God’s ‘mode of operation’ is through his word. When God wants something done, he speaks.  This is how it was in the beginning when he created heaven and earth, and this is the way he spreads and enlarges his spiritual kingdom on earth. God’s word is the secret of his kingdom. All other means are flesh. Through his word God speaks to our hearts. Efforts to coerce the heart have never been Christ’s way. This means that all true and godly work in Christ’s kingdom on earth rests in faith on the efficacy of the word. In the end we cannot do God’s work. Only God’s word has this power. …

… Secularization in Europe and Scandinavia not only means that the Constantinian era is coming to an end and the Christian faith no longer has any influence on society. Churches are so secularized, that they are void of a confessional backbone and dilute their message into a wishy-washy humanism.

The adapting of the church to what modern man thinks and holds true is a kind of ecclesial counter-strategy; it is an attempt to halt the flow of people exiting the church and Christian faith by demonstrating that Christendom is relevant to modern man. Paradoxically, while making journalists and mass media more ‘positive’ towards the church, this strategy has had the opposite effect.  The churches are being ‘preached empty.’ When the church tries to be ‘relevant’ on the conditions set by secular man, it loses its relevance; it has nothing of real importance to say. The sad thing about all this is that the church through all this ceases to be the ‘salt of the earth.’ …

… Lutherans are today an endangered species in the Scandinavian countries and the Lutheran faith is threatened with being reduced to a historical parenthesis.  The national churches have, as a whole, left their Lutheran and biblical basis; they are now Lutheran in name only, not in reality. …

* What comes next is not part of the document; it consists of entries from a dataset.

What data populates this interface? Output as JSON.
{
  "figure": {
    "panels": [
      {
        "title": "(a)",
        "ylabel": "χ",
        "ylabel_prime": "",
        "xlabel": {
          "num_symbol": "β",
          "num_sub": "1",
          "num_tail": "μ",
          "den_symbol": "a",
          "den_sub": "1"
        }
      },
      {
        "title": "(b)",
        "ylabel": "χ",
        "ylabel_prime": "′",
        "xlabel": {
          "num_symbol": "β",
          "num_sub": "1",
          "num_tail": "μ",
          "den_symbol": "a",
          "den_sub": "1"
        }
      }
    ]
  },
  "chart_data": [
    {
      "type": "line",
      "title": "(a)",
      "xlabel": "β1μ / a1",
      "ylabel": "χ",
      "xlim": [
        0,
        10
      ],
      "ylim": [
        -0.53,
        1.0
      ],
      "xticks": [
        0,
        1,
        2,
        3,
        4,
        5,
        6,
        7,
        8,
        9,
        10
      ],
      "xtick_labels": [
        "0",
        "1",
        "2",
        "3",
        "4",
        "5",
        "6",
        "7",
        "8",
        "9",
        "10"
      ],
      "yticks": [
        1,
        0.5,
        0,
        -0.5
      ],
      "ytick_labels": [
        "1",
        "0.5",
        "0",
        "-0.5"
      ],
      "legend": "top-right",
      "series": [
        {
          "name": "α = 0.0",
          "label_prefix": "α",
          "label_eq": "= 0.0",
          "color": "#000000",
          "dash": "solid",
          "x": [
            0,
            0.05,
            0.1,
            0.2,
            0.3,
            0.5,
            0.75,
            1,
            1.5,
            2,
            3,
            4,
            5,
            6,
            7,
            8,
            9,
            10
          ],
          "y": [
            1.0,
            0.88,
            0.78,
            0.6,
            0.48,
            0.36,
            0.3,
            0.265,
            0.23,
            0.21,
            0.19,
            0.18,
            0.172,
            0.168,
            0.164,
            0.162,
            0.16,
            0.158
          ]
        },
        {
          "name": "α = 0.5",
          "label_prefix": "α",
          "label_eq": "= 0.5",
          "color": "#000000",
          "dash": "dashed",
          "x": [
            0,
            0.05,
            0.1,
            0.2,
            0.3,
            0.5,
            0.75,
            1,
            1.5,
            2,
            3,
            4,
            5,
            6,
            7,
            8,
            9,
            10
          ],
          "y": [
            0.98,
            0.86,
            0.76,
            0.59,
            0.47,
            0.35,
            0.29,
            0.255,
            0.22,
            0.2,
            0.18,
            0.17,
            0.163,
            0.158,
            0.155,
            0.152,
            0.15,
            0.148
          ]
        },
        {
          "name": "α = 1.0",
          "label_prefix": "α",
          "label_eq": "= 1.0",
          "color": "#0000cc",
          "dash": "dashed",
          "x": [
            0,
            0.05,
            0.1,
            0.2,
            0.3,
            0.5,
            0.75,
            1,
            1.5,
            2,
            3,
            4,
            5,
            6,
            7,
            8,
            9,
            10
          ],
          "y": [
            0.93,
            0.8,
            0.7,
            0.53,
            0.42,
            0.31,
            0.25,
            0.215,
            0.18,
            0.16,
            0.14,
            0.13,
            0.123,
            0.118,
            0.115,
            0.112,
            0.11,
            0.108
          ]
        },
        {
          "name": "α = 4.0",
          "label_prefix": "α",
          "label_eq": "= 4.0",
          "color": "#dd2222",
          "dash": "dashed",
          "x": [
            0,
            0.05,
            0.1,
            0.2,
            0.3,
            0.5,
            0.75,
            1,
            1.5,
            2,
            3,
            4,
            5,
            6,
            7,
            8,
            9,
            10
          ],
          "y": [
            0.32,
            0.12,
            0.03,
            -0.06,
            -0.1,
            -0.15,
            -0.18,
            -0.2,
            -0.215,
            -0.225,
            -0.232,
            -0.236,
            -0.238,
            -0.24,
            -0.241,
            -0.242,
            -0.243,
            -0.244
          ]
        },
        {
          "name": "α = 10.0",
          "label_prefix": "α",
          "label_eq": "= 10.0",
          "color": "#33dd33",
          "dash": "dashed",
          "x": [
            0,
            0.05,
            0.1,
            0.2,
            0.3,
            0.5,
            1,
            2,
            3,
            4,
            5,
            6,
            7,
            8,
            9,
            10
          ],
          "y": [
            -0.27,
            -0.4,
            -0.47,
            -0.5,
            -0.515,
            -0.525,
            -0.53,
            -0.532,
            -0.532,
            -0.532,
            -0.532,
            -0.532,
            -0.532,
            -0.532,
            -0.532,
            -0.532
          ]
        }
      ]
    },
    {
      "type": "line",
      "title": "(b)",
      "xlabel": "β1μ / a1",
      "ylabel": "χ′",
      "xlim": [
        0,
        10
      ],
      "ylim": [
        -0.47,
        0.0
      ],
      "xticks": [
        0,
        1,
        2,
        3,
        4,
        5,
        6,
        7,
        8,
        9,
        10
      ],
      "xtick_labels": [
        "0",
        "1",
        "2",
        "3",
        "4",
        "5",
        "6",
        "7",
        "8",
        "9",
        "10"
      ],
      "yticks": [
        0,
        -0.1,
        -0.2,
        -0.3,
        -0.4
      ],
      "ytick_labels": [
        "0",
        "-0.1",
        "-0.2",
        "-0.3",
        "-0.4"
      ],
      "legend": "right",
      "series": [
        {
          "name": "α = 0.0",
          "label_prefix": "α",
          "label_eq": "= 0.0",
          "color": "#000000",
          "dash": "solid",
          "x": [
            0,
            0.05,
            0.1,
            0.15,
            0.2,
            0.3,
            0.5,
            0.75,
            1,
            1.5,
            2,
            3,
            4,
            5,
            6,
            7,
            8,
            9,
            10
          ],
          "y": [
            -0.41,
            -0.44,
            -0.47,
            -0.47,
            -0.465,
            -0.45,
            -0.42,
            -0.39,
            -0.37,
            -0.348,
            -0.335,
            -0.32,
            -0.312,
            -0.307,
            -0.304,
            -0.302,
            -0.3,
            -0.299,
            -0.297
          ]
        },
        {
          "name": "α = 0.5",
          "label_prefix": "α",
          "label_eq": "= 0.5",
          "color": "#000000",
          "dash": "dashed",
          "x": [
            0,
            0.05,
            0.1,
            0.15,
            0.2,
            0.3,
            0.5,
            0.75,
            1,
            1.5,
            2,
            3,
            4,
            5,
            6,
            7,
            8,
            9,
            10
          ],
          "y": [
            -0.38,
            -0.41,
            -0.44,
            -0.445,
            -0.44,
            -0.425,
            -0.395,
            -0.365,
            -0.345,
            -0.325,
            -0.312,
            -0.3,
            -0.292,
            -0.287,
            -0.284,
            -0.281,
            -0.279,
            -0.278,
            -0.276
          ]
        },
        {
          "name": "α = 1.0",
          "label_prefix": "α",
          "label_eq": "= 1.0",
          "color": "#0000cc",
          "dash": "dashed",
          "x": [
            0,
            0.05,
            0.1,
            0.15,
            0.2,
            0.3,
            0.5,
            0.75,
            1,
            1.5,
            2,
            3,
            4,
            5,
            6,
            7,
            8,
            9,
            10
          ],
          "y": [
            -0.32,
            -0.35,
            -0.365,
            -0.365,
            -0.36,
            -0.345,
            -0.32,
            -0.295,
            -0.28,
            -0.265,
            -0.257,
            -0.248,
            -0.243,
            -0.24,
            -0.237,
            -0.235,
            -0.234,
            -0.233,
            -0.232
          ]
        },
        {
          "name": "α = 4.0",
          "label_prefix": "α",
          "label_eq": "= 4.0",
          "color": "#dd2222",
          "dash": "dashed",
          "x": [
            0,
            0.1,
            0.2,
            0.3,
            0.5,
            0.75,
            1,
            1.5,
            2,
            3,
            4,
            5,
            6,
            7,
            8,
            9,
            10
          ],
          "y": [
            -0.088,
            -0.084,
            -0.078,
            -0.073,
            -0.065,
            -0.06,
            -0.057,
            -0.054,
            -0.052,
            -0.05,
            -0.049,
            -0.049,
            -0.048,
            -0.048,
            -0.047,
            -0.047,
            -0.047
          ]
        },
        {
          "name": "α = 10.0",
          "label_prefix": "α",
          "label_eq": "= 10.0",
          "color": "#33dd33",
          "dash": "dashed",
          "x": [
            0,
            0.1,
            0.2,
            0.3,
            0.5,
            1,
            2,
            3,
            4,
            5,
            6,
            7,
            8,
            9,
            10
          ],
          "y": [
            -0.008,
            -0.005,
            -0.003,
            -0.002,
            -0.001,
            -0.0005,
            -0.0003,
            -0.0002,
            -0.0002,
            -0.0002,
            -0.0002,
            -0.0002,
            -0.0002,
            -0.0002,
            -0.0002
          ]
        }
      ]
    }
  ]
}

… What is alarming is that the word tolerance also has been given a new meaning.  It now implies that it is no longer acceptable to maintain absolute truth or that there is an absolute line between good and evil. The word tolerance has become a crowbar to leverage everybody into relativism and an instrument to change Christian churches into silent cowards, particularly on ethical issues. Thus tolerance has become repressive.  [Emphasis added] …

So the Constantinian era is coming to an end. This means that the true Christian church today will gradually find itself in a situation similar to the church of the first three centuries in becoming a despised minority and losing the privileges to which we have become accustomed. This may be an advantage to the church, as it always has been during times of adversity and trouble that the church of Christ has gained health and found her way back to her true identity. Yes, we can be of good courage!